Zwischen Zufluchtsort und Ziegelindustrie

Die Geschichte der Insel Werder reicht weit zurück. Sie ist eng mit den Menschen auf dem Festland verknüpft. Schon in slawischer Zeit bot das Areal Schutz und Lebensraum. Eine historische Schlüsselrolle fiel der Insel im Dreißigjährigen Krieg zu. Marodierende Truppen plünderten damals die Mark Brandenburg. Deshalb floh die gesamte Bevölkerung Lindows auf den Werder. Im dichten Wald und geschützt durch den tiefen See fanden die Einwohner ein sicheres Versteck.
Jahrhunderte später wandelte sich das Gesicht der Insel grundlegend. Sie wurde für die Industrie entdeckt. Vom 18. Jahrhundert bis zum Zweiten Weltkrieg folgte eine intensive wirtschaftliche Nutzung. Aufgrund reicher Tonvorkommen entstand eine eigene Insel-Ziegelei. Arbeiter bauten im großen Stil Ton ab. Daraus brannten sie Baumaterial für die gesamte Region. Aus dieser Epoche stammen auch zwei kleine Binnenseen auf der Insel. Es sind die ehemaligen Tongruben. Diese füllten sich nach dem Abbau mit Wasser und wurden zu idyllischen Biotopen.

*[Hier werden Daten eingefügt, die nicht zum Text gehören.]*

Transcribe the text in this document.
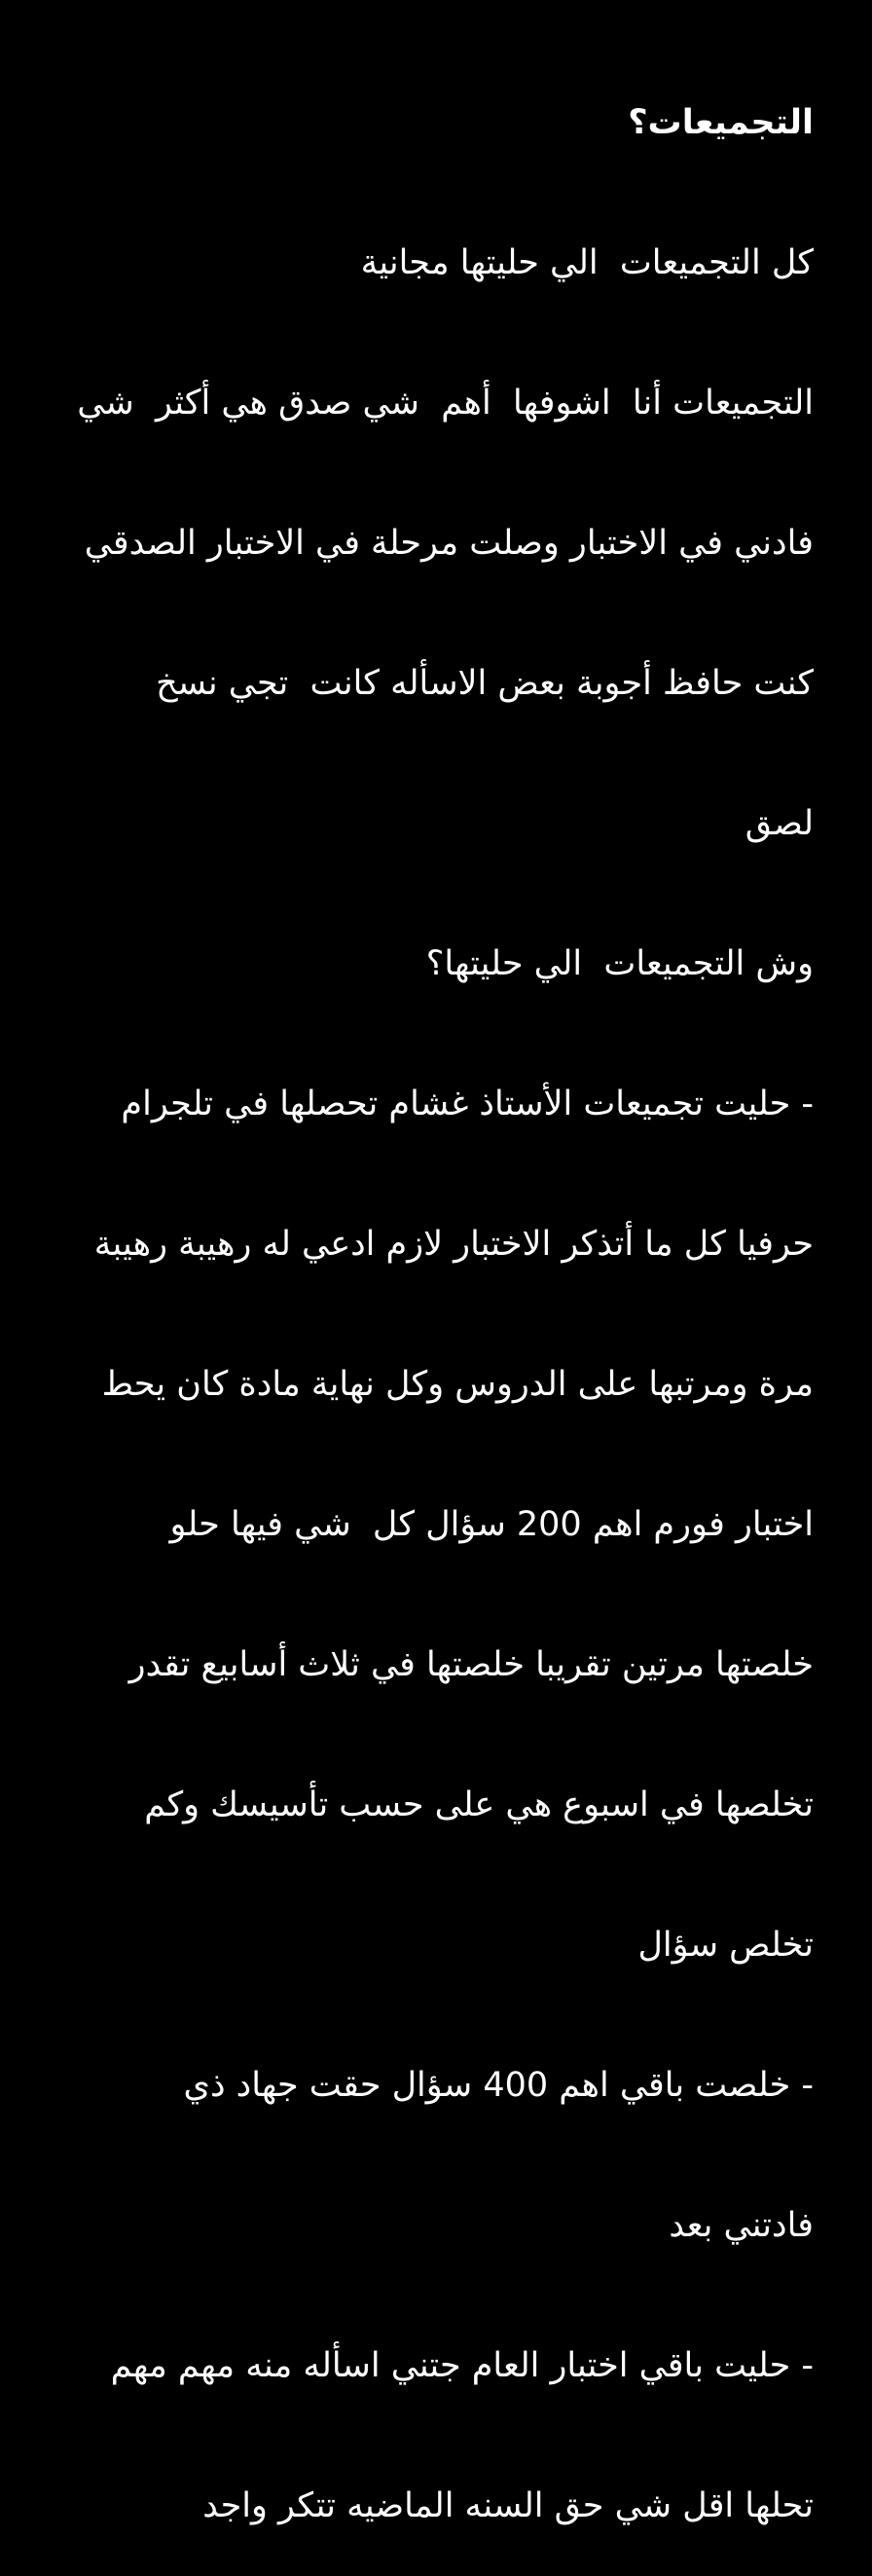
التجميعات؟

كل التجميعات  الي حليتها مجانية

التجميعات أنا  اشوفها  أهم  شي صدق هي أكثر  شي

فادني في الاختبار وصلت مرحلة في الاختبار الصدقي

كنت حافظ أجوبة بعض الاسأله كانت  تجي نسخ

لصق

وش التجميعات  الي حليتها؟

- حليت تجميعات الأستاذ غشام تحصلها في تلجرام

حرفيا كل ما أتذكر الاختبار لازم ادعي له رهيبة رهيبة

مرة ومرتبها على الدروس وكل نهاية مادة كان يحط

اختبار فورم اهم 200 سؤال كل  شي فيها حلو

خلصتها مرتين تقريبا خلصتها في ثلاث أسابيع تقدر

تخلصها في اسبوع هي على حسب تأسيسك وكم

تخلص سؤال

- خلصت باقي اهم 400 سؤال حقت جهاد ذي

فادتني بعد

- حليت باقي اختبار العام جتني اسأله منه مهم مهم

تحلها اقل شي حق السنه الماضيه تتكر واجد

Naturerlebnis und Erreichbarkeit der Insel Werder im Gudelacksee

Heute ist die kommerzielle Nutzung der Vergangenheit gewichen und die Natur hat sich ihr Terrain zurückgeholt. Der größte Teil des Werders steht nämlich unter Naturschutz und wird ökologisch bewirtschaftet, wobei bewusst auf modernen Komfort wie Strom oder fließendes Wasser verzichtet wird. Dennoch – oder gerade deshalb – hält die Stadt Lindow für moderne Abenteurer und Wasserwanderer ein besonderes Highlight bereit. Auf der Insel Werder im Gudelacksee gibt es einen kleinen, offiziell ausgewiesenen Biwakplatz. Wer demnach mit dem Kanu, Kajak oder Floß die Ruppiner Gewässer erkundet, darf hier legal anlanden, sein Zelt aufschlagen und eine Nacht in vollkommener Abgeschiedenheit unter dem Sternenhimmel verbringen.

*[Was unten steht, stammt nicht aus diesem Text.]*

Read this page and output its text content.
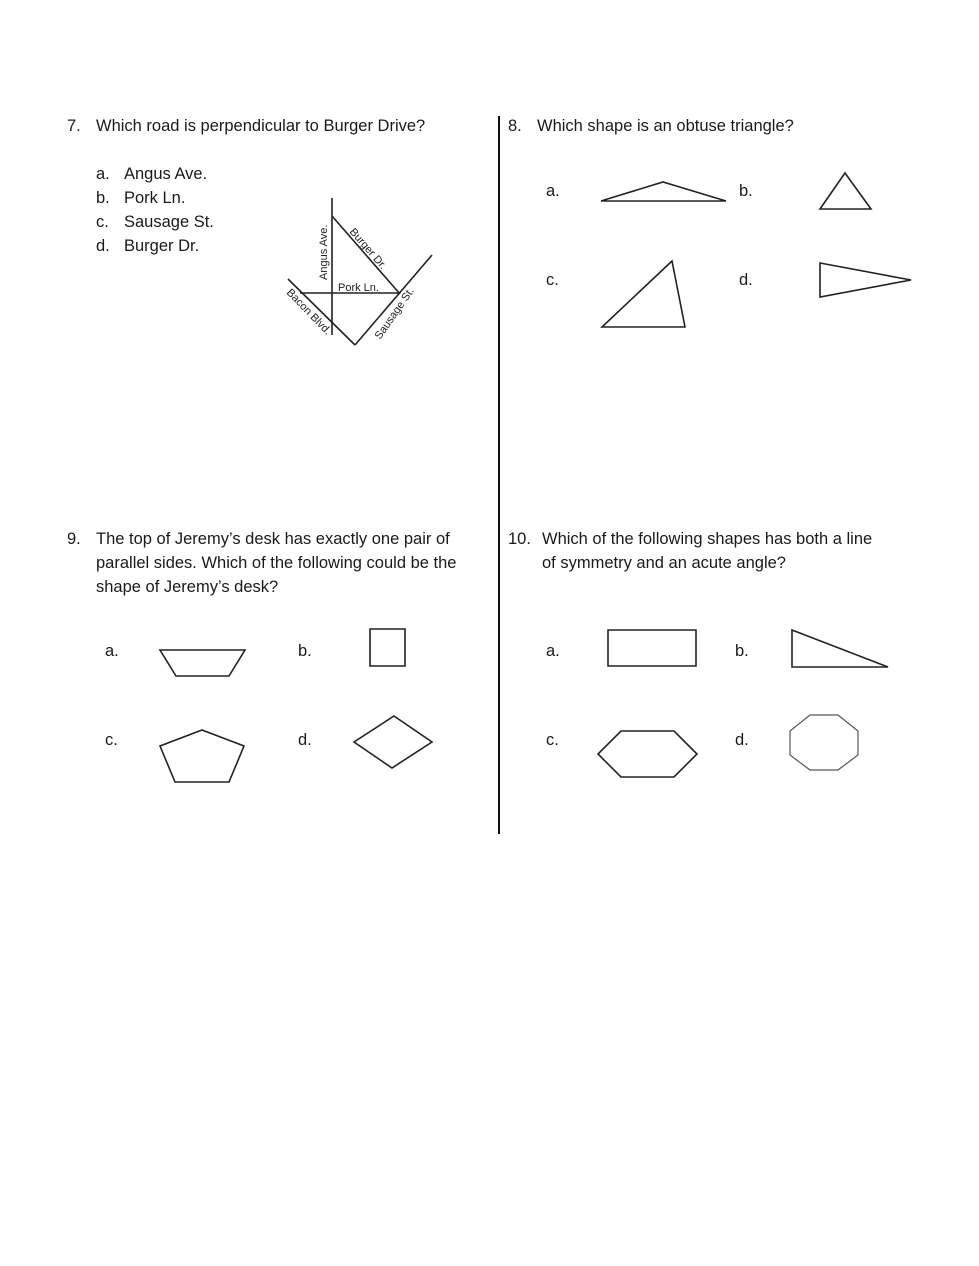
7. Which road is perpendicular to Burger Drive?
a. Angus Ave.
b. Pork Ln.
c. Sausage St.
d. Burger Dr.	Angus Ave. Burger Dr.
Pork Ln.
Bacon Blvd.	Sausage St.
8. Which shape is an obtuse triangle?
a.	b.
c.	d.
9. The top of Jeremy’s desk has exactly one pair of
parallel sides. Which of the following could be the
shape of Jeremy’s desk?
a.	b.
c.	d.
10. Which of the following shapes has both a line
of symmetry and an acute angle?
a.	b.
c.	d.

Da die Insel Werder über keinerlei Brückenverbindung verfügt, ist sie ausschließlich über das Wasser zu erreichen. Diese Barriere schützt ihren einzigartigen Charakter, sodass die Idylle bewahrt bleibt. In den Sommermonaten steuert das Ausflugsschiff „MS Dorothee“ die Insel regelmäßig vom Lindower Hafen aus an. Wer jedoch lieber flexibel und auf eigene Faust übersetzen möchte, kann sich direkt in Lindow ein Ruderboot, Kanu oder ein führerscheinfreies Motorboot leihen. Die kurze Fahrt über den Gudelacksee belohnt jeden Besucher mit dem unvergleichlichen Gefühl, eine eigene kleine Welt betreten zu haben.